Fertilization improved cone production but, in contrast to our hypothesis, it was not a response to tree growth. The combined effect of fertilization on cone number and cone size-weight led to increases in cone production from 800 to over 1500 kg per hectare with respect to the non-fertilized treatment; this is a very interesting result from an economic perspective.

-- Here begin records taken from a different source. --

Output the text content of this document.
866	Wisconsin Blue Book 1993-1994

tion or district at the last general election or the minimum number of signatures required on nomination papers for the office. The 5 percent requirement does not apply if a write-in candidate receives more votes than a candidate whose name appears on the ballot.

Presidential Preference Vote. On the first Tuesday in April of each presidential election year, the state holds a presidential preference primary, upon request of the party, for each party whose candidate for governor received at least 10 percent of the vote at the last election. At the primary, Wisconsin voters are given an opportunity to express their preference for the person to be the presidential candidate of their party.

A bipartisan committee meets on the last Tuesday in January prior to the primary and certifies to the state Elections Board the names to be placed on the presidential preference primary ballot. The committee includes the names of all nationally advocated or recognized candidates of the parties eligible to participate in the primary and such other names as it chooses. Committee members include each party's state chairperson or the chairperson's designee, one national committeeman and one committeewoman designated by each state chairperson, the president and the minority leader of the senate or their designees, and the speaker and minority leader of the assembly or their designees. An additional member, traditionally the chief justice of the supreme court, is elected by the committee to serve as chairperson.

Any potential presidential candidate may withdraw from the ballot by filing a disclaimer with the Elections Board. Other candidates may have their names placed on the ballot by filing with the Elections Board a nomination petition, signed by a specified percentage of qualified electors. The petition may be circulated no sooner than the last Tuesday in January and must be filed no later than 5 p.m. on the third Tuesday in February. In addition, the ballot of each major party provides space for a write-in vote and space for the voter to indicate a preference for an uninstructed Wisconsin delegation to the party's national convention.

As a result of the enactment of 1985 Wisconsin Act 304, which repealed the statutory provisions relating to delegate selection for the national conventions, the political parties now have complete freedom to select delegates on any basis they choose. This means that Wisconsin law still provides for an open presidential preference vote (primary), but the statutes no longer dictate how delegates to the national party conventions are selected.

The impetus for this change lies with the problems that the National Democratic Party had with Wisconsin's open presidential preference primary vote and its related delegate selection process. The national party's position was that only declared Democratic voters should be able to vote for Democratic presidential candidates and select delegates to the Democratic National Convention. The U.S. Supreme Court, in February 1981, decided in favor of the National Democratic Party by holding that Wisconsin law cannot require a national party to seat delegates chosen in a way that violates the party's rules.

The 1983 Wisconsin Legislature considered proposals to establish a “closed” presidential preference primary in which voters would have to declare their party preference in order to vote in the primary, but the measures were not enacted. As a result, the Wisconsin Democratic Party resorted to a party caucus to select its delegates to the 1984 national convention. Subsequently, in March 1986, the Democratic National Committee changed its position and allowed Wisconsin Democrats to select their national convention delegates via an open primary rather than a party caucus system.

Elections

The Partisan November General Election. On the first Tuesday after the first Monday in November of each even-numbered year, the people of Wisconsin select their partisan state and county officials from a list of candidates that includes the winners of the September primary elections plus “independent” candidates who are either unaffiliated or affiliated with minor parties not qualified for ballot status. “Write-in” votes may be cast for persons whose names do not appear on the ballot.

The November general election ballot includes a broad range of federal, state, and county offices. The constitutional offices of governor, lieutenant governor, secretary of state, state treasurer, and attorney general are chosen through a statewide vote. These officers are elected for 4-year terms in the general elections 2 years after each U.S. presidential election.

To the best of our knowledge, this is the first longitudinal study reporting the long-term impact of fertilization on stone pine cone size-weight frequency distribution, providing useful information to determine the periodicity of re-fertilization. However, these results are only directly applicable under the edaphic conditions of the trial. Further studies are needed to find out whether re-fertilization of younger and older stone pine stands can be recommended for practical forestry, as well as its effectiveness on other soil conditions.

5 Conclusions

Positive long-term effects of fertilization were found on cone production in a stone pine plantation monitored from 16 to 25 years of age. Cone number significantly increased from 5 years after fertilization, with a peak of cone production of up to 3.3 times higher than in non-fertilized trees. Fertilization effects on cone size-weight distribution showed a positive but not long-lasting effect, with a reduction in bigger cones over the years after treatment. The key finding of this work is that fertilization has a positive impact on cone production, but only for approximately 5 years. Further assays are needed to identify the best moment to repeat fertilization.